A GREENOCK man whose DNA was discovered on an 11-year-old girl’s underpants has walked free from a sexual assault charge — after a jury found the case against him not proven.

Joshua Smith, 18, was also found to have had the vulnerable girl’s DNA on one of his own fingernails following police having been alerted by the child’s mother.

The girl — who has learning and physical difficulties — told the court via video-recorded evidence that Smith repeatedly sexually assaulted her within a bedroom that they often shared at his uncle’s home on Auchendarroch Street.

She said: “He woke me up and then he touched me.”
Asked where Smith touched her, the girl, now aged 13, replied: “Everywhere.”

The charge against Smith, now of Wellpark Buildings, related to a specific allegation of sexual assault which was said to have taken place on August 4 in 2015.

Prosecutors said that he kissed the girl and touched her body and private parts.

After seeing him with his hand on her arm, the girl’s suspicious mother sat her daughter down and was told by her that he had been indecently assaulting her, the court heard.

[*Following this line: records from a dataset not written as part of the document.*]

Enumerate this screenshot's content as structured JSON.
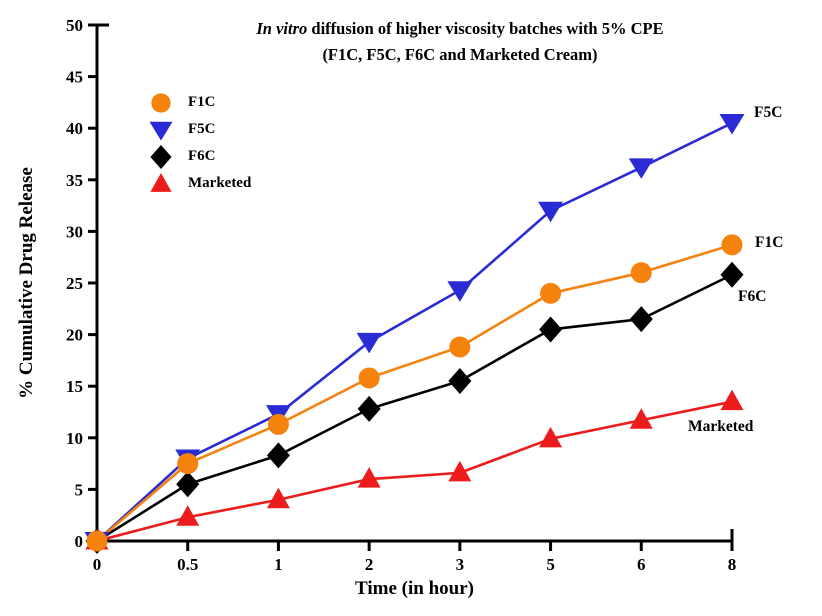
{
  "figure": {
    "title_italic": "In vitro",
    "title_rest": " diffusion of higher viscosity batches with 5% CPE",
    "subtitle": "(F1C, F5C, F6C and Marketed Cream)"
  },
  "chart_data": {
    "type": "line",
    "title": "In vitro diffusion of higher viscosity batches with 5% CPE (F1C, F5C, F6C and Marketed Cream)",
    "xlabel": "Time (in hour)",
    "ylabel": "% Cumulative Drug Release",
    "categories": [
      "0",
      "0.5",
      "1",
      "2",
      "3",
      "5",
      "6",
      "8"
    ],
    "ylim": [
      0,
      50
    ],
    "ytick_step": 5,
    "yticks": [
      0,
      5,
      10,
      15,
      20,
      25,
      30,
      35,
      40,
      45,
      50
    ],
    "grid": false,
    "legend_position": "top-left-inside",
    "series": [
      {
        "name": "F1C",
        "color": "#F5820D",
        "marker": "circle",
        "values": [
          0,
          7.5,
          11.3,
          15.8,
          18.8,
          24.0,
          26.0,
          28.7
        ]
      },
      {
        "name": "F5C",
        "color": "#2B2BD5",
        "marker": "triangle-down",
        "values": [
          0,
          8.0,
          12.3,
          19.3,
          24.3,
          32.0,
          36.2,
          40.5
        ]
      },
      {
        "name": "F6C",
        "color": "#000000",
        "marker": "diamond",
        "values": [
          0,
          5.5,
          8.3,
          12.8,
          15.5,
          20.5,
          21.5,
          25.8
        ]
      },
      {
        "name": "Marketed",
        "color": "#ED1C1C",
        "marker": "triangle-up",
        "values": [
          0,
          2.3,
          4.0,
          6.0,
          6.6,
          9.9,
          11.7,
          13.5
        ]
      }
    ],
    "end_labels": [
      "F5C",
      "F1C",
      "F6C",
      "Marketed"
    ]
  }
}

Following the not proven verdict the mother has told the Telegraph that her daughter has been left ‘extremely upset and angry’ because she feels that she hasn’t been believed. The mum said: “She just won’t do anything anymore. She’s not the wee girl that she used to be.”

The girl — who shared the bedroom with Smith and also her brother — told the court how she slept on an inflatable mattress on the floor.

She said that Smith would come down from his bed at night when her brother was asleep and touch her ‘under my trousers and pants’.

Asked by procurator fiscal depute David Glancy how that made her feel, she replied: “Sad.”

However, she agreed with defence advocate Joseph Barr that her mum had been ‘suggesting things’ to her about ‘what could have happened’ and that she agreed with these suggestions.

Smith told the court he did not know how his DNA was on the girl’s underpants.

A forensic expert said that the girl’s DNA found on Smith’s fingernail may have come about from him touching her private parts, or quite innocently from them sharing a room together.

Smith said that there was always him, the girl and her brother in the room at any one time, adding that if the brother had noticed anything he’d ‘tell his mum straight away’.

The jury determined by a split decision to find the case not proven after deciding that the Crown had not produced enough evidence to prove beyond a reasonable doubt that he was guilty.

The girl’s mum said: “It has been hard for the whole family. My daughter didn’t understand at first and we had to explain to her in a way that she would understand.

“She’s stopped going out, stopped playing with her pals, she won’t go into changing rooms in shops to try clothes on and she doesn’t go swimming anymore — which is something that she really enjoyed.

“I’ve asked her how she’s feeling and she’s really angry and upset and she insists that no-one believed her.

“I’ve told her that her mum has always believed her and the prosecutor always believed her, and I think that some of the jury must have believed her too because the verdict was not proven by majority.”

The mum said: “We have been trying so hard to get her back to the way that she used to be but she comes home after school and locks herself away in her room.

“All we can do is be there for her and live from day-to-day.”